Fig. 152.—Doorway of the Temple of Seti, at Abydos.

Windows

The royal pavilion at Medinet-Abou is the only building in Egypt which has preserved for us those architectural features which we call windows. They differ one from another, even upon this single building, as much as the doors. One of them (Fig. [153]) is enframed like the doorway at Gournah; but the jambs are merely the ends of the courses which make up the wall, and their salience is very slight. On the other hand a window frame with a very bold relief (Fig. [154]) is to be found in the same building. This window is a little work of art in itself. It is surmounted by a cornice, over which again appear various emblems carved in stone, making up one of the most graceful compositions to be found in Egyptian architecture.

Figs. 153, 154.—Windows in the Royal Pavilion at Medinet-Abou.
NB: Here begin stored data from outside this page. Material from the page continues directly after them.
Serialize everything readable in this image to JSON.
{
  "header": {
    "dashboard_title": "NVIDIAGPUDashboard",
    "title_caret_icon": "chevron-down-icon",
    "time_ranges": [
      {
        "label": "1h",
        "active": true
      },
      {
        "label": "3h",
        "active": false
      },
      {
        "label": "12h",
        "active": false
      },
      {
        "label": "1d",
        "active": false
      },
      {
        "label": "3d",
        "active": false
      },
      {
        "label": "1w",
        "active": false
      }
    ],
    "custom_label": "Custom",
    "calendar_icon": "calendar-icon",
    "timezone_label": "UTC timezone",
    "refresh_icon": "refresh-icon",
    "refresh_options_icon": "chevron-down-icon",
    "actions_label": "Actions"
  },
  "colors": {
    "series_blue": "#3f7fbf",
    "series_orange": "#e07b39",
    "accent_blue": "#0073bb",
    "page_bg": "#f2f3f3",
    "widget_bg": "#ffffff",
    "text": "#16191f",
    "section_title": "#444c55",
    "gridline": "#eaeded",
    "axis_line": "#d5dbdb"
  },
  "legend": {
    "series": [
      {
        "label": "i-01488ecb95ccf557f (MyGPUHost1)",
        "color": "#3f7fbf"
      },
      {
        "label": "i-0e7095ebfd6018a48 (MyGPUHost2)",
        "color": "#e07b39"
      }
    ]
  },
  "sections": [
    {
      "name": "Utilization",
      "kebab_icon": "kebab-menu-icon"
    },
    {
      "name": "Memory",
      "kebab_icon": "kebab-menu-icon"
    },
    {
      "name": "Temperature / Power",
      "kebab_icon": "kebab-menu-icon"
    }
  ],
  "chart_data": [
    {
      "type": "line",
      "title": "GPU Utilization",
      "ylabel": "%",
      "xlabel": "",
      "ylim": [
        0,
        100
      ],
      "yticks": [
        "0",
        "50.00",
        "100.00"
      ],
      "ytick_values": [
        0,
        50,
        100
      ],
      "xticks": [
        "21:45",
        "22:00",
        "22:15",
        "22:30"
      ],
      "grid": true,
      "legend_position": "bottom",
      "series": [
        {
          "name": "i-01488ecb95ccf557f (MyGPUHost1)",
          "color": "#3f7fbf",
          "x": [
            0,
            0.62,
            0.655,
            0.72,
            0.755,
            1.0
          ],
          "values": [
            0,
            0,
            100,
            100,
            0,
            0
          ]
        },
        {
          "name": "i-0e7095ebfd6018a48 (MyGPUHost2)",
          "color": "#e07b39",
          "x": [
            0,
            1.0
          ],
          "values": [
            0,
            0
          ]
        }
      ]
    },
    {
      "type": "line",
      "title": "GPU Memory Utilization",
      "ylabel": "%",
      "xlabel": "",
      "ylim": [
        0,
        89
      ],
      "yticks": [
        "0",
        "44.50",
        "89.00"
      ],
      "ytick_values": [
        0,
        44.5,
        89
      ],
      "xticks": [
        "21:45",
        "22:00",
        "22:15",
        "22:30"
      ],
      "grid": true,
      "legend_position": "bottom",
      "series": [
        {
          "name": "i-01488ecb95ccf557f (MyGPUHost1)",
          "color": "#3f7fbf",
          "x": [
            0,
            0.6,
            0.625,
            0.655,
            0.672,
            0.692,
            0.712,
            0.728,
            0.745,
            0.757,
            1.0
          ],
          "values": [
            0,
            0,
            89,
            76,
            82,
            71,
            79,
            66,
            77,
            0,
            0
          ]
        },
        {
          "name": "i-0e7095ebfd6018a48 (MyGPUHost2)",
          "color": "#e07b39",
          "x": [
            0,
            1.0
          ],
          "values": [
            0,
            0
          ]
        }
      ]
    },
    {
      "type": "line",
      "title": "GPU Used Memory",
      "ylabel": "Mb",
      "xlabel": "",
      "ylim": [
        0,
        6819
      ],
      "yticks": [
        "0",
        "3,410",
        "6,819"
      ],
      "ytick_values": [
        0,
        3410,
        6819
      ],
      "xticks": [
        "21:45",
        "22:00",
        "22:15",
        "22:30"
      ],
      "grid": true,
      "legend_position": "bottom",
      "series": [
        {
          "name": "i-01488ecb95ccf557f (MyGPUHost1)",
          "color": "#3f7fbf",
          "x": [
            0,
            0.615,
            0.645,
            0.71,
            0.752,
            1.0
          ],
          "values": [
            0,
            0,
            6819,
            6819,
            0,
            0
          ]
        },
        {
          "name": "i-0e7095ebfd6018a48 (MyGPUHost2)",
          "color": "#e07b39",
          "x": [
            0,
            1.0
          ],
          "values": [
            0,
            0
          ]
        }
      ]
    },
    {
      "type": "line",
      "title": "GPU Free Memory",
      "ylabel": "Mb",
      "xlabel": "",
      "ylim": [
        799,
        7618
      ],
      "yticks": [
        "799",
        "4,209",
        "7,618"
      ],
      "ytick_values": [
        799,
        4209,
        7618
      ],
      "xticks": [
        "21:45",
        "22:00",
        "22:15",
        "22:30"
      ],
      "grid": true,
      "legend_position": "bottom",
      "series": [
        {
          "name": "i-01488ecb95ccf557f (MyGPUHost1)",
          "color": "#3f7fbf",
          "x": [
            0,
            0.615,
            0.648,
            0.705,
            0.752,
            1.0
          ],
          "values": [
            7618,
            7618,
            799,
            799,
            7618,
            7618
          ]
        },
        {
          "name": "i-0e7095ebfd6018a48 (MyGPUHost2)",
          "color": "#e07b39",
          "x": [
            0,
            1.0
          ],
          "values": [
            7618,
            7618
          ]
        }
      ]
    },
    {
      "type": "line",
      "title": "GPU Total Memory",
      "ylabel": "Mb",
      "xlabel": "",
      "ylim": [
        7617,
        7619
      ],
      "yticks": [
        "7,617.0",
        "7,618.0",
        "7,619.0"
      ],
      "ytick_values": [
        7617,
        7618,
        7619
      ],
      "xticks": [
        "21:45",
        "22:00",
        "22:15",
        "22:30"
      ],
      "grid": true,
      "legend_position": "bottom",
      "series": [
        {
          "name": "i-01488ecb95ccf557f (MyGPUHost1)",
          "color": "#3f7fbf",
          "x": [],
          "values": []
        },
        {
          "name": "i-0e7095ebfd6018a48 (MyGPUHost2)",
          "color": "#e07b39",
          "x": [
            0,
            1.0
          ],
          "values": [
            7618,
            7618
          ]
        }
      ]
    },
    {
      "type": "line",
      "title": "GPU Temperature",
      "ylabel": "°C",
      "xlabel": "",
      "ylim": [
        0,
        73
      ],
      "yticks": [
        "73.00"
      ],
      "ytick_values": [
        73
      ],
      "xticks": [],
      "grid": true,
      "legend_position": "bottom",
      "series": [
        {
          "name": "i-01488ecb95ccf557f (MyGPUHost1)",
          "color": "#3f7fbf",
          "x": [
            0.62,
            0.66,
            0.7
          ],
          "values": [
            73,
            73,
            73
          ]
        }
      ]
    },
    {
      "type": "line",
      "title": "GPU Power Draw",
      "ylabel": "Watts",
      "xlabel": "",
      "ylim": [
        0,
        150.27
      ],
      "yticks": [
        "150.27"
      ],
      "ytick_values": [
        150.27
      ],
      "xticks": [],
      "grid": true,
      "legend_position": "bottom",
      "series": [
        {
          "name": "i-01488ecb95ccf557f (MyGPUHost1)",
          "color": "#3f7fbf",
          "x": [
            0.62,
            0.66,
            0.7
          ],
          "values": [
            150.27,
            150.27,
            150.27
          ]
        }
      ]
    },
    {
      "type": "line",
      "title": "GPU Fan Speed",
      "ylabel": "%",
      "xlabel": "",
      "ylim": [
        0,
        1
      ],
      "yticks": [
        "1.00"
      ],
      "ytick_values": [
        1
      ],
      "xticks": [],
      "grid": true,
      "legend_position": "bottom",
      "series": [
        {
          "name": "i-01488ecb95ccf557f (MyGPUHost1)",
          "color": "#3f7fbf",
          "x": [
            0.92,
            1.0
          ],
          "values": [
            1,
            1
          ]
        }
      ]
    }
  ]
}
§ 9. The Illumination of the Temples.

We have described the way in which the Egyptian architects treated doors and windows from an artistic point of view; we have yet to show the method which they adopted for allowing sufficient light to penetrate into their temples, that is, into those buildings, which, being closely shut against the laity, could not be illuminated from windows in their side walls. Palaces and private houses could have their windows as large and as numerous as they chose, but the temple could only be lighted from the roof, or at least from parts contiguous to the roof.